Heller learned compassion at a young age from his mother who, despite her drug addition, always had space in her home for undocumented people in the community. Spending time with these folks and hearing their struggles taught Heller about the lack of empathy with which police and immigration go about their work in the War on Drugs.
In 2015, Heller had just released the guitar-centric rock EP Tragedy Town when longtime friend Pollock issued a challenge: try writing from someone else’s perspective. While contemplating how to approach this task Heller happened on an episode of Democracy Now! wherein a refugee was asked; “What do survivors of war need to live happily?” This resonated deeply. He wrote it down and thought about it.

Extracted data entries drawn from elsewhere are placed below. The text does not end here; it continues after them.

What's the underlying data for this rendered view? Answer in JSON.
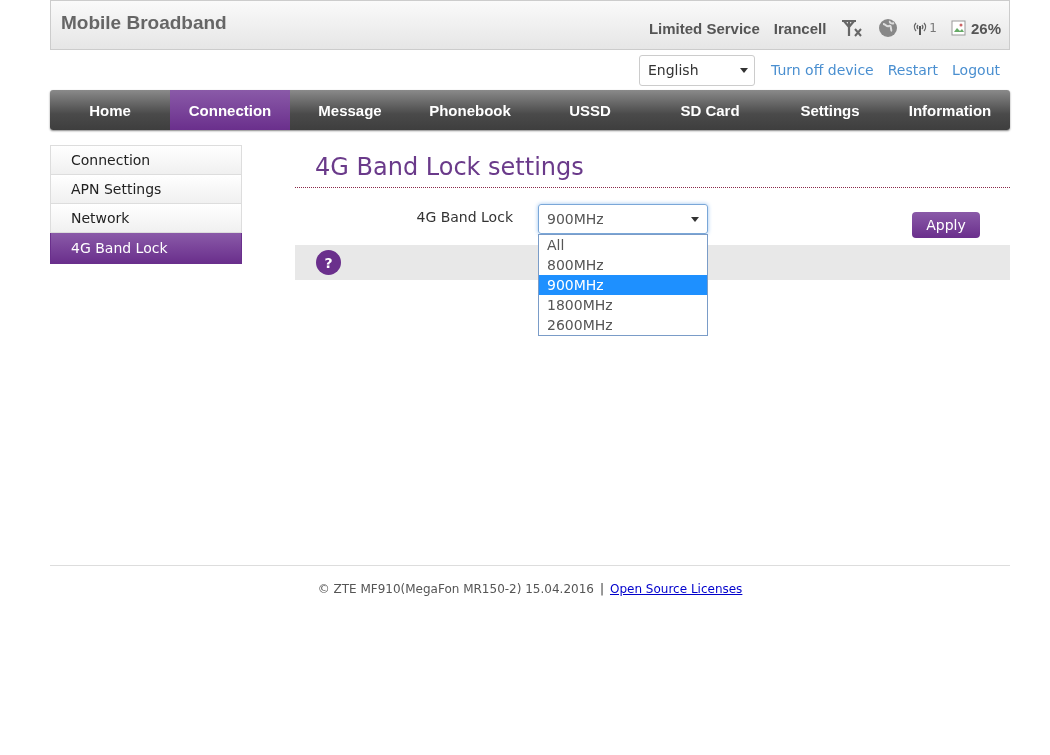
{
  "header": {
    "title": "Mobile Broadband",
    "network_status": "Limited Service",
    "operator": "Irancell",
    "wifi_clients": "1",
    "battery": "26%"
  },
  "toolbar": {
    "language": "English",
    "links": [
      "Turn off device",
      "Restart",
      "Logout"
    ]
  },
  "nav": [
    {
      "label": "Home",
      "selected": false
    },
    {
      "label": "Connection",
      "selected": true
    },
    {
      "label": "Message",
      "selected": false
    },
    {
      "label": "Phonebook",
      "selected": false
    },
    {
      "label": "USSD",
      "selected": false
    },
    {
      "label": "SD Card",
      "selected": false
    },
    {
      "label": "Settings",
      "selected": false
    },
    {
      "label": "Information",
      "selected": false
    }
  ],
  "sidebar": {
    "items": [
      {
        "label": "Connection",
        "selected": false
      },
      {
        "label": "APN Settings",
        "selected": false
      },
      {
        "label": "Network",
        "selected": false
      },
      {
        "label": "4G Band Lock",
        "selected": true
      }
    ]
  },
  "main": {
    "title": "4G Band Lock settings",
    "field_label": "4G Band Lock",
    "value": "900MHz",
    "options": [
      {
        "label": "All",
        "selected": false
      },
      {
        "label": "800MHz",
        "selected": false
      },
      {
        "label": "900MHz",
        "selected": true
      },
      {
        "label": "1800MHz",
        "selected": false
      },
      {
        "label": "2600MHz",
        "selected": false
      }
    ],
    "apply": "Apply",
    "help": "?"
  },
  "footer": {
    "text": "© ZTE MF910(MegaFon MR150-2) 15.04.2016",
    "separator": "|",
    "link": "Open Source Licenses"
  }
}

Heller began researching the war in Afghanistan. In a BBC documentary, he found a scene of a very young woman riding a horse for the first time (the very act was forbidden). He felt compelled, against all odds, to try and reach her. Heller scanned the credits, opened a web browser, and, miraculously, there she was.
Overjoyed, he reached out. Mehri Azizi was only a few years younger than Heller. She had gone to college in Iran, was engaged, and was a respected journalist. She was also happy to interview people around Kabul on his behalf. On Jan 21st, 2016, Aziz was commuting to work when a Taliban suicide bomber murdered Mehri Azizi and six of her colleagues. She was 22. She spoke English, French, Arabic, Pashtun, and Farsi. She was a journalist, cinematographer, and writer.
Heller was devastated. How could the war have become so uncontrollable, so uncontained, so hysterically overwhelming? Yet be portrayed by Western media as basically over? Heller thought. He thought about a broken system, here in America, at the pentagon and the White House, that instigated an era of secular warfare in Afghanistan, that sucked in every aspect of livability from Afghanistan, and all the bright, hopeful people in the country. There, in his little room in Portland, OR, he sat with his cat and his thoughts.
In the middle of tracking for Temple Moon Desire, Heller and Pollock traveled south to escape the dreary Pacific Northwest winter and found themselves working at Sonic Ranch in Tornillo, Texas just as the city became a hotbed for political action. Now infamous for imprisoning refugee children, the tension was palpable.
“We knew we had to make a record that was like an anchor” says Heller. “It had to plunge into darkness, it had to be heavy, yet also strong.” One of the songs on the record feels apropos; the main line is “”it’s impossible to learn to love, with a wall between us”
All these experiences led Heller to a profound observation: “It takes strength to have compassion for other people. Mehri took my questions into homes, farms, and army barracks, and she did so with unflinching bravery.” Compassion is an innate human trait, Heller says, that we all possess. Nobody lacks compassion, but everybody can nurture it and let it grow. There is no limit to compassion. Compassion sees no enemies or borders. Looking at the world through the eye of compassion eliminates our differences. Heller hopes that the message of Temple Moon Desire will help others nurture the seed of compassion that grows within them.